Le deuxième jour de la "trêve" aérienne a commencé à Kiev et à Moscou
Witkoff et Kushner doivent arriver à Kiev aujourd'hui. Il n'est pas exclu qu'ils arrivent en avion à Boryspil ou à Joulyany.
Le 5 septembre 2026, le président russe Vladimir Poutine a donné l'ordre de ne pas frapper Kiev pendant trois jours, à partir de minuit. C'est ce qu'a annoncé le porte-parole du Kremlin, Dmitri Peskov.
La décision est liée à la préparation et à la tenue de contacts des négociateurs américains dans la capitale ukrainienne. L'envoyé spécial du président américain, Stephen Witkoff, et Jared Kushner sont arrivés à Moscou le même jour.
Peskov a souligné que l'ordre concerne précisément Kiev et n'implique pas une trêve générale. La partie ukrainienne avait auparavant proposé un régime de silence plus large, mais aucun accord n'avait été conclu avec Moscou à ce sujet.
Le soir même, Witkoff et Kushner ont rencontré Poutine au Kremlin. L'envoyé américain a remercié le dirigeant russe d'avoir accepté le cessez-le-feu sur Kiev et Moscou pour ces trois jours, afin d'assurer l'arrivée en toute sécurité de la délégation.

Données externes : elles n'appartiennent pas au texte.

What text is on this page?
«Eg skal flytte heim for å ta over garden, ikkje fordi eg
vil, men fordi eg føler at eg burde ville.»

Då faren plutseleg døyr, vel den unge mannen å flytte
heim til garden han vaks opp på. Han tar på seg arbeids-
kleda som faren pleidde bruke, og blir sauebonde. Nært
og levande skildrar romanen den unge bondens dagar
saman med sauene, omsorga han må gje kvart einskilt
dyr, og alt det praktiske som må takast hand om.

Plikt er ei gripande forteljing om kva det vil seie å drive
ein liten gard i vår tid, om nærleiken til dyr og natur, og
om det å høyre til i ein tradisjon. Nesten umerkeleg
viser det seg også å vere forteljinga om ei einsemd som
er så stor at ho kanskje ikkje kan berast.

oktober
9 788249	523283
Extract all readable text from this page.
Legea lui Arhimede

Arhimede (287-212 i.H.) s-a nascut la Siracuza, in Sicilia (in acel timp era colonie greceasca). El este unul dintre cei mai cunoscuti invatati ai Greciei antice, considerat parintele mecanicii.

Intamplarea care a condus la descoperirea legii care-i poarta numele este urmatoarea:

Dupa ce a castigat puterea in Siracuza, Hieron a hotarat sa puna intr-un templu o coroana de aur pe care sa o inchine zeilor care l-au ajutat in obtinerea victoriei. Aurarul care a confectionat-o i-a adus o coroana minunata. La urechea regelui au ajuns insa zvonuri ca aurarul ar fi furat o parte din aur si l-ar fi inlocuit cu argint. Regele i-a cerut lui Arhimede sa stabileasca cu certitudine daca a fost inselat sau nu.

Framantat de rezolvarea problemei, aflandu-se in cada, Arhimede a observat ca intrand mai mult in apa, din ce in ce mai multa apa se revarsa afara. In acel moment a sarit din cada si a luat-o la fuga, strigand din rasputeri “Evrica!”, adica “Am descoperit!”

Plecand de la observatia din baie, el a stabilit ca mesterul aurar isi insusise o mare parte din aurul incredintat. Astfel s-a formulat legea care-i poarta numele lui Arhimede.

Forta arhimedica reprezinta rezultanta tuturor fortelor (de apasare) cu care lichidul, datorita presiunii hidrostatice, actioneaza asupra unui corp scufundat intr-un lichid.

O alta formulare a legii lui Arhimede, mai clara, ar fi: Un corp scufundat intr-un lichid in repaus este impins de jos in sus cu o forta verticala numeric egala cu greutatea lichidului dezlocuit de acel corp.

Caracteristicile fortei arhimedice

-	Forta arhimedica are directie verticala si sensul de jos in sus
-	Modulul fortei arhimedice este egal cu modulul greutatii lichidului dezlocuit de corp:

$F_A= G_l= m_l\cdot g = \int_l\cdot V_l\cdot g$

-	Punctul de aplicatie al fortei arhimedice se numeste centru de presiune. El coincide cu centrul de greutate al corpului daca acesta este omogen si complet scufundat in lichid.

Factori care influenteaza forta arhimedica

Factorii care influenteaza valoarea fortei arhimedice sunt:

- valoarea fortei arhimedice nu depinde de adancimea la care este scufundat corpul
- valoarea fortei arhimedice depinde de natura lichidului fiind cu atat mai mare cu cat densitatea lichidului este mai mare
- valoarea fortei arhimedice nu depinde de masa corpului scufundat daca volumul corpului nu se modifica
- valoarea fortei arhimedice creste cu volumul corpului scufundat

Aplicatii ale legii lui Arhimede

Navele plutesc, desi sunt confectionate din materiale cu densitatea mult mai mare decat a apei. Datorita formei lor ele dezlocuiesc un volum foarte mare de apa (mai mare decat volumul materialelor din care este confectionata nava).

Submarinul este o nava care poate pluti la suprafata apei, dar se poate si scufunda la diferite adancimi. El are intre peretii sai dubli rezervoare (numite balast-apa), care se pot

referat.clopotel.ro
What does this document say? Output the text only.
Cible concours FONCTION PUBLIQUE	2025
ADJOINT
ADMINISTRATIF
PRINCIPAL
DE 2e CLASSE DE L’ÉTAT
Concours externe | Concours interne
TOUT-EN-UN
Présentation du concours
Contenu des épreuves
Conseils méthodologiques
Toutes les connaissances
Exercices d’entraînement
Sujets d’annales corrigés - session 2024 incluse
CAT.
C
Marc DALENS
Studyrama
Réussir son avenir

Poutine a noté que depuis minuit, aucune frappe n'avait été menée sur Kiev et que la partie ukrainienne avait considérablement réduit l'intensité des attaques contre le territoire russe, y compris Moscou. Il a assuré que la Russie ferait tout son possible pour la sécurité du processus de négociation et des médiateurs.
Witkoff et Kushner prévoient de se rendre à Kiev le 6 septembre. Cela se produit dans un contexte de récent renforcement des frappes russes sur les villes ukrainiennes et de réponses de l'Ukraine contre les infrastructures russes.
La visite des émissaires est liée aux efforts de l'administration du président américain Donald Trump pour relancer les négociations sur la fin du conflit. Cette pause limitée signifie-t-elle le début d'un dialogue plus large ?
Auparavant, Kiev avait proposé un régime de cessez-le-feu pendant la visite, mais Moscou n'avait pas confirmé d'accords sur une trêve à grande échelle. La situation reste complexe et les parties continuent d'échanger des déclarations sur leur disposition à assurer la sécurité de la délégation.